The Society actively collects all kinds of materials relating to Lewes and the Cape Henlopen region. Our collections have grown primarily through the generousity of others. If you are considering donating materials or are aware of collections that are suitable to ours, please contact us. The Society is a recognized 501 (c) (3) organization and all donations are deductible to the fullest extent of the law.  Please call 302-645-7670 if you a collection or item you would be willing to donate!

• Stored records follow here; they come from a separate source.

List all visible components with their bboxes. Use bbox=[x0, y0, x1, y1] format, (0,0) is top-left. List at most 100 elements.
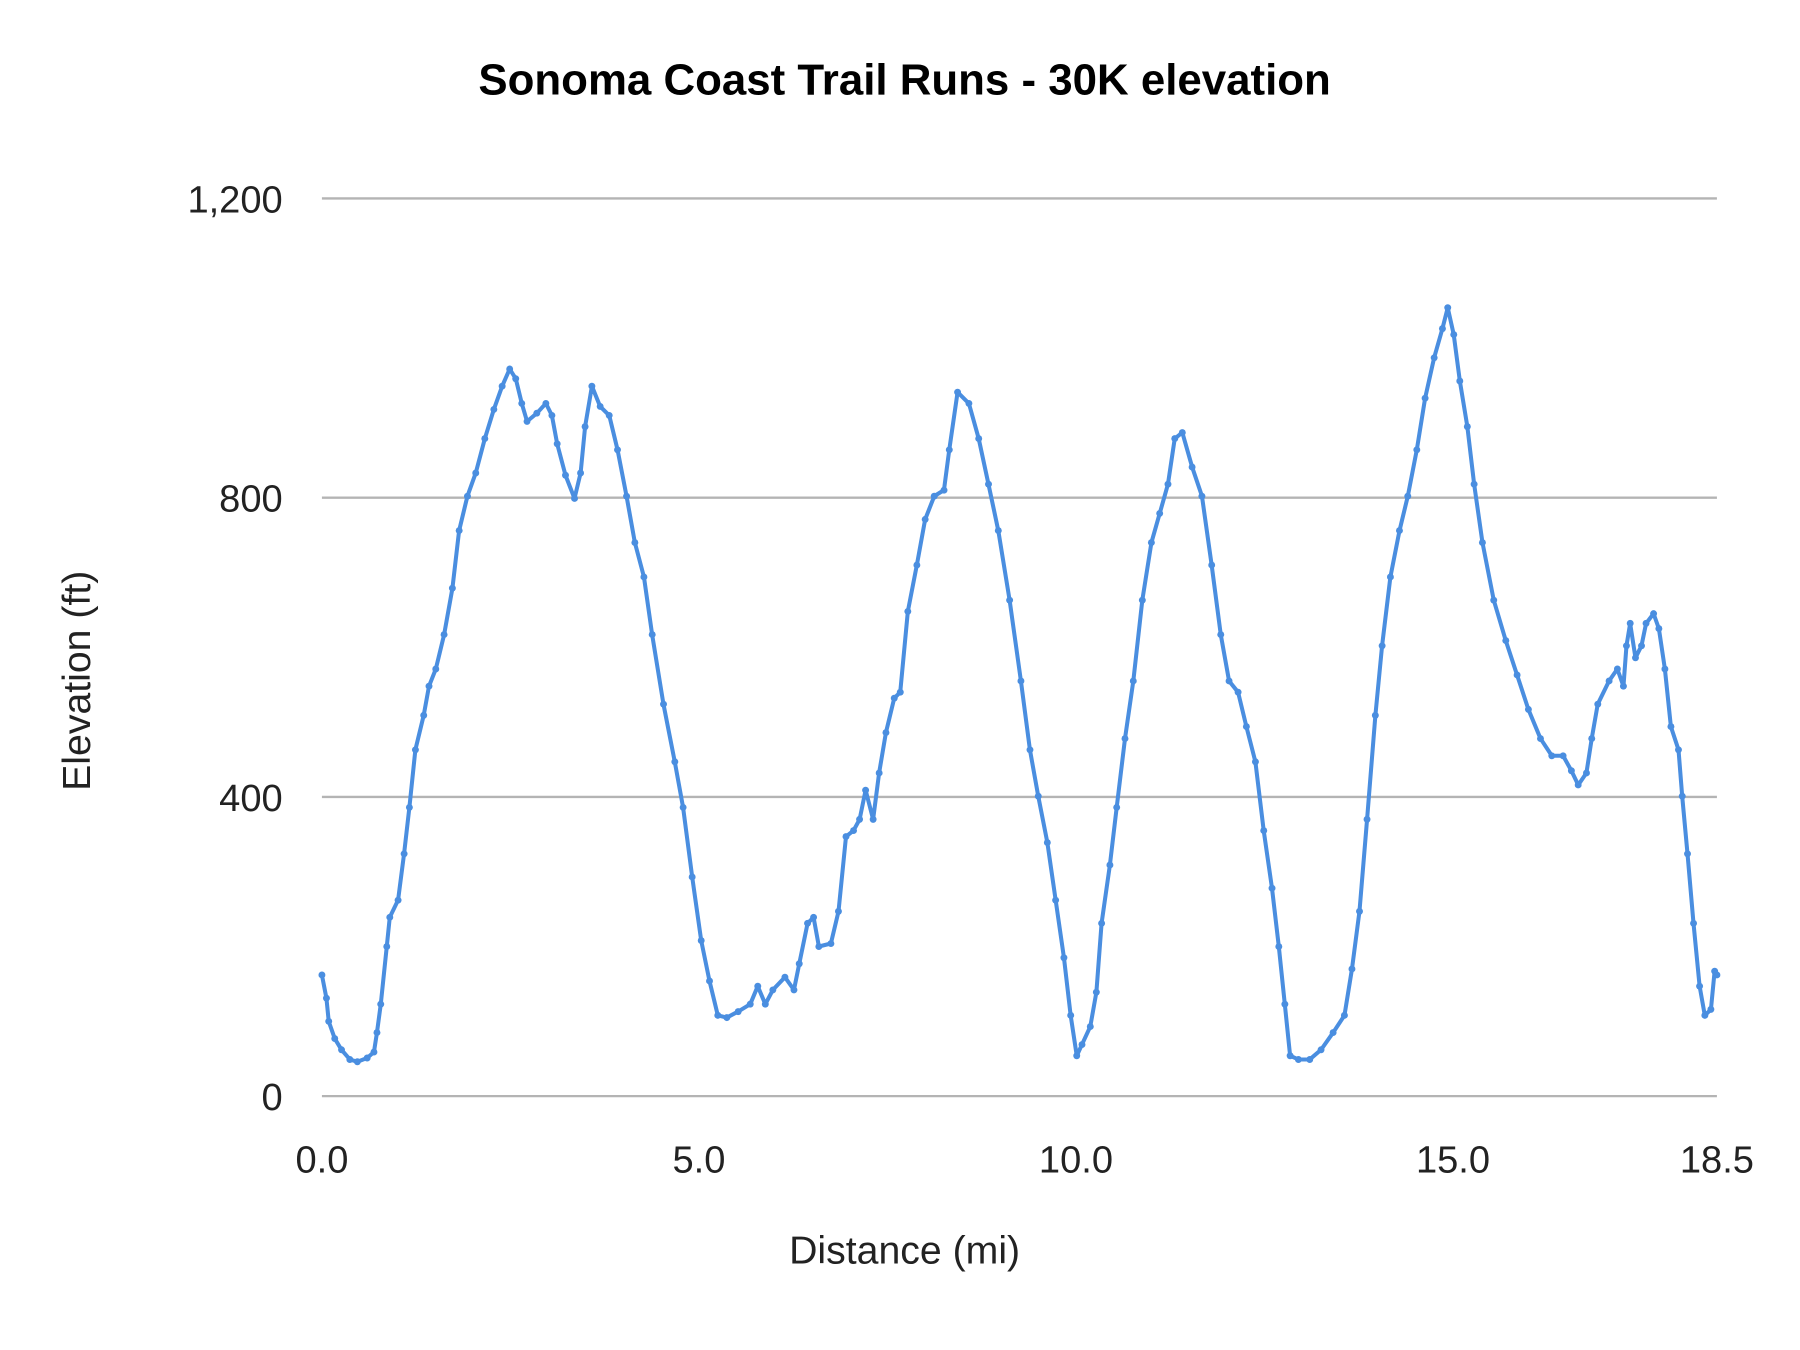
data-point bbox=[913, 561, 921, 569]
data-point bbox=[1463, 423, 1471, 431]
data-point bbox=[1129, 677, 1137, 685]
data-point bbox=[1225, 677, 1233, 685]
data-point bbox=[322, 994, 330, 1002]
plot-area bbox=[318, 304, 1721, 1066]
data-point bbox=[1626, 619, 1634, 627]
data-point bbox=[596, 402, 604, 410]
data-point bbox=[1156, 509, 1164, 517]
data-point bbox=[325, 1017, 333, 1025]
data-point bbox=[1121, 735, 1129, 743]
data-point bbox=[318, 971, 326, 979]
data-point bbox=[1613, 665, 1621, 673]
data-point bbox=[1690, 919, 1698, 927]
data-point bbox=[548, 411, 556, 419]
data-point bbox=[1164, 480, 1172, 488]
data-point bbox=[1594, 700, 1602, 708]
data-point bbox=[605, 411, 613, 419]
data-point bbox=[1548, 752, 1556, 760]
data-point bbox=[1567, 767, 1575, 775]
data-point bbox=[512, 375, 520, 383]
data-point bbox=[400, 850, 408, 858]
data-point bbox=[697, 937, 705, 945]
data-point bbox=[1574, 781, 1582, 789]
x-tick-label: 15.0 bbox=[1416, 1139, 1490, 1181]
data-point bbox=[1017, 677, 1025, 685]
data-point bbox=[553, 440, 561, 448]
data-point bbox=[518, 399, 526, 407]
data-point bbox=[869, 815, 877, 823]
data-point bbox=[1502, 637, 1510, 645]
data-point bbox=[810, 913, 818, 921]
data-point bbox=[994, 527, 1002, 535]
data-point bbox=[1583, 769, 1590, 777]
data-point bbox=[346, 1056, 354, 1063]
data-point bbox=[1430, 354, 1438, 362]
data-point bbox=[353, 1058, 361, 1066]
data-point bbox=[746, 1000, 754, 1008]
data-point bbox=[882, 729, 890, 737]
data-point bbox=[862, 786, 870, 794]
data-point bbox=[490, 405, 498, 413]
data-point bbox=[671, 758, 679, 766]
data-point bbox=[827, 940, 835, 948]
chart-title: Sonoma Coast Trail Runs - 30K elevation bbox=[478, 56, 1330, 105]
data-point bbox=[383, 943, 391, 950]
y-tick-label: 0 bbox=[262, 1077, 283, 1119]
data-point bbox=[1655, 625, 1663, 633]
elevation-line bbox=[319, 305, 1719, 1064]
data-point bbox=[377, 1000, 385, 1008]
data-point bbox=[1281, 1000, 1289, 1008]
data-point bbox=[1198, 492, 1206, 500]
data-point bbox=[1286, 1052, 1294, 1060]
data-point bbox=[1113, 803, 1121, 811]
data-point bbox=[1086, 1023, 1094, 1031]
data-point bbox=[1188, 463, 1196, 471]
data-point bbox=[581, 423, 589, 431]
x-tick-label: 5.0 bbox=[672, 1139, 725, 1181]
x-axis-label: Distance (mi) bbox=[789, 1228, 1020, 1272]
data-point bbox=[571, 494, 578, 502]
data-point bbox=[904, 607, 912, 615]
data-point bbox=[338, 1046, 345, 1054]
data-point bbox=[679, 803, 687, 811]
data-point bbox=[660, 700, 667, 708]
data-point bbox=[1438, 325, 1446, 333]
data-point bbox=[498, 382, 506, 390]
data-point bbox=[1026, 746, 1034, 754]
data-point bbox=[1294, 1056, 1302, 1063]
data-point bbox=[890, 694, 898, 702]
data-point bbox=[533, 409, 541, 417]
data-point bbox=[842, 833, 850, 841]
data-point bbox=[648, 631, 656, 639]
data-point bbox=[1444, 304, 1452, 312]
data-point bbox=[723, 1014, 731, 1022]
data-point bbox=[930, 492, 938, 500]
data-point bbox=[706, 977, 713, 985]
data-point bbox=[1642, 619, 1650, 627]
data-point bbox=[1478, 539, 1486, 547]
data-point bbox=[850, 827, 857, 835]
data-point bbox=[769, 986, 777, 994]
data-point bbox=[1696, 982, 1704, 990]
data-point bbox=[834, 907, 842, 915]
data-point bbox=[1052, 896, 1060, 904]
data-point bbox=[1622, 642, 1630, 650]
data-point bbox=[975, 435, 983, 443]
data-point bbox=[1317, 1046, 1325, 1054]
data-point bbox=[448, 584, 456, 592]
data-point bbox=[1684, 850, 1691, 858]
y-axis-ticks: 0 400 800 1,200 bbox=[187, 179, 282, 1119]
data-point bbox=[940, 486, 948, 494]
data-point bbox=[1329, 1029, 1337, 1037]
data-point bbox=[1034, 792, 1042, 800]
data-point bbox=[815, 943, 823, 950]
data-point bbox=[588, 382, 596, 390]
data-point bbox=[542, 399, 550, 407]
data-point bbox=[1306, 1056, 1314, 1063]
data-point bbox=[1060, 954, 1068, 962]
data-point bbox=[1006, 596, 1014, 604]
data-point bbox=[370, 1048, 378, 1056]
data-point bbox=[896, 688, 904, 696]
data-point bbox=[1073, 1052, 1081, 1060]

A World War II Letter Written Back Home to Lewes

Barry & Stephanie Boright purchased the house formerly owned by the Donovan family on Mulberry Street in November, 2003.  Facing a vast collection of mementos from Walter Donovan’s life that had remained in the house for a number of years and that were included in the sale, the Bowrights knew that many important papers and artifacts detailing life in Lewes would probably be found.  On a sunny autumn Saturday morning, the Borights contacted Society Executive Director Michael DiPaolo and invited him the house to search for Lewes material as they emptied the house readying for restoration.  What was found was a treasure trove of Lewes history – particularly that of the middle of the twentieth century.  Extensive files on the Cape May-Lewes Ferry, the Lewes American Legion Post #17, general clippings files on Lewes, ephemera from local – and now defunct – restaurants and businesses, yearbooks and other parts of Lewes’s more recent past.

Included in this is this  letter – the first page of which is depicted at left – from Walter’s time in France during World War II.  A transcription of the text follows below:

Monday Mar. 19 [1945; postmark Mar. 29, 1945]
France

Dear Mom,

I received your v-mail yesterday sent Feb. 13th and Hes’s sent Feb. 11th.  Glad to hear everybody is well and I hope the good health continues.  I received a Beaconite from the school today that was printed the 15th of Feb.  I never though they would waste three cents on me but I did appreciate it very much.  They had my name in it and also mentioned Dec. 1 but it should be Dec. 7th.  I hope you understand what I mean but it don’t make much difference anyhow.

[p. 2]  From it I can tell how many of my buddies are here in France and I can write to a few of them.  The Coast News is coming regular now and I get all the town gossip from it.

Tell Hes I saw one of her favorite movie stars today.  Marlene Dietrich.  She came into our clinic today to have a tooth pulled.  She is over here with a U.S.O. group putting on shows for the soldiers.

I didn’t receive the fruit cake as yet but maybe it will get here after awhile.  I’m OK and there is very little to write about.  The weather [p. 3] is swell now and we can run around in our shirt sleeves.  Like you say the war is progressing very good and it should be over soon

Well I’m going to hit the hay and get a little sleep.  Write soon and say hello to everybody for me.

Take care of the kids and write soon.

Love,

Walt

The Lewes Historical Society is extremely grateful for the Boright’s thoughtful consideration of the Society when confronted with such irreplaceable pieces of Lewes’ recent history.  By notifying the Society that they were going through all the material, many previously unknown documents, letters and artifacts were brought to life and saved for posterity to enjoy, learn from and cherish.